Program for mathematics 2023
Visting Professor
Professor Igor Shparlinski
University of New South Wales, Australia
Nominated by:
Department of Mathematics KTH Royal Institute of Technology
Visting Professor
Professor Igor Shparlinski
University of New South Wales, Australia
Nominated by:
Department of Mathematics KTH Royal Institute of Technology
Deeper insight into integer puzzles
Igor Shparlinski is a professor at the Department of Pure Mathematics, University of New South Wales, Australia. Thanks to a grant from the Knut and Alice Wallenberg Foundation, he will be a visiting professor at the Department of Mathematics, KTH Royal Institute of Technology.
The planned project relates to questions of number theory, one of the oldest branches of mathematics which studies integers. This area has expanded in recent decades and, in addition to pure mathematics, it has come to have fundamental importance for cryptography and also has many links to modern physics.
One central problem in analytical number theory is the famous Riemann hypothesis from 1859, which is about the distribution of prime numbers among natural numbers. Prime numbers are integers that can only be divided by 1 and the number itself. The first prime numbers – 2, 3, 5, 7, 11, 13, and so on – are close together, but the higher the number, the longer the average distance between the prime numbers. So how many prime numbers are there within a given section of the integer line?

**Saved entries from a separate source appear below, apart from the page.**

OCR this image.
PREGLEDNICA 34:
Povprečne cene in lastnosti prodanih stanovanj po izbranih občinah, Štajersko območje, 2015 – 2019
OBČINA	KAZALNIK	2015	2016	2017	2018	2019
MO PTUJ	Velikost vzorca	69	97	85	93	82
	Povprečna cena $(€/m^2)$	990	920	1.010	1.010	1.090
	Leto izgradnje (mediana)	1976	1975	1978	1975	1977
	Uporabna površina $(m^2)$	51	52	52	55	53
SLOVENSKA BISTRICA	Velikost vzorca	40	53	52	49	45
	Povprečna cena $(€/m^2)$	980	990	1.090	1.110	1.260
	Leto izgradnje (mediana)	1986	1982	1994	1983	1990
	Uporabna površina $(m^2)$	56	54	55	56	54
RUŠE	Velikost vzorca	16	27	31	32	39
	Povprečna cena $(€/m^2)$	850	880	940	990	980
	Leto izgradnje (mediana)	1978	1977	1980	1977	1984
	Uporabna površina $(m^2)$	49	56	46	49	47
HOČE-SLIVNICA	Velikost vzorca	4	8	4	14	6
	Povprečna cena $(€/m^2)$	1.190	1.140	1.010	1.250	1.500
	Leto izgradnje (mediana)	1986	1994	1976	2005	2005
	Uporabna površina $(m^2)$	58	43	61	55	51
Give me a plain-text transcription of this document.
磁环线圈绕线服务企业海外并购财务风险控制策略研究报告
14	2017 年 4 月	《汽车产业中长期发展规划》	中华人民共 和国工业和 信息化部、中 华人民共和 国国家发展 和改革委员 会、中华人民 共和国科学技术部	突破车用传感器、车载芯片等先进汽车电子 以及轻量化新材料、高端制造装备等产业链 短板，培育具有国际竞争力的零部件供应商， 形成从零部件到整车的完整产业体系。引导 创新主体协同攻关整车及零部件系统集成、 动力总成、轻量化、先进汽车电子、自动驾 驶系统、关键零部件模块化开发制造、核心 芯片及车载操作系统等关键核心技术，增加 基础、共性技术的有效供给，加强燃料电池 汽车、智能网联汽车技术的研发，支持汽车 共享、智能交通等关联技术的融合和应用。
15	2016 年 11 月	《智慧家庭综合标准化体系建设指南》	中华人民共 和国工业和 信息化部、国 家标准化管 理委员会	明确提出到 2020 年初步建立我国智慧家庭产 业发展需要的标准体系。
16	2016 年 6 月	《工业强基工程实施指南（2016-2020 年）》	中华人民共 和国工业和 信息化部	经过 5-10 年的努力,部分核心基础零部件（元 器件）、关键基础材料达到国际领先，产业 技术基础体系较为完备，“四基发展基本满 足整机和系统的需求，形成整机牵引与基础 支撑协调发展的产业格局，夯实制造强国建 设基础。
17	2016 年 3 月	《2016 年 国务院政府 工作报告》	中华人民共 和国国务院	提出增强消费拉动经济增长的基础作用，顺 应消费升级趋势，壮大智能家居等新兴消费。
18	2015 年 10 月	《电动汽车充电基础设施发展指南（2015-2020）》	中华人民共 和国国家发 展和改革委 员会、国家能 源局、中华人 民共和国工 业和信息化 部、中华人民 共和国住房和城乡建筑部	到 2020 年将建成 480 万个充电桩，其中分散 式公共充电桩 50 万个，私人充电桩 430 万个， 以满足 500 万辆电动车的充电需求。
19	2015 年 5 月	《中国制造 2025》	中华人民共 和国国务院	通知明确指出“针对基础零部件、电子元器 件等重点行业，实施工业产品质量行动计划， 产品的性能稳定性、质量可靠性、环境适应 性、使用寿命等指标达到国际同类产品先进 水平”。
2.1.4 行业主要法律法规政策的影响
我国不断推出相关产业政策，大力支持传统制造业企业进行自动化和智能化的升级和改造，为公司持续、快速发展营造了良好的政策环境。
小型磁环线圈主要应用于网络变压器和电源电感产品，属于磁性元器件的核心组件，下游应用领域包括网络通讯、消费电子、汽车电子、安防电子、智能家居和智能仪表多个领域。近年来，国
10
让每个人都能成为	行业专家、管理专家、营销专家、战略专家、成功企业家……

To answer this question, Riemann developed a “magic function” (now called the Riemann zeta function). Getting to know all the zeros of the Riemann zeta function – of which there are an infinite number – would answer the question about the incidence of prime numbers among all integers. Riemann’s hypothesis is that in principle all the nontrivial zeros lie on the critical line that consists of the complex numbers. No one yet knows whether or not the hypothesis is true, but a reward of one million dollars awaits the person who settles it.
One important step towards towards the answer is the exploration of the Weyl sums, which is also the name of the planned project. These sums have been applied in many areas of number theory since the German mathematician Hermann Weyl introduced them in 1916. The project intends to extend these applications beyond number theory to previously studied analytical models of quantum chaos.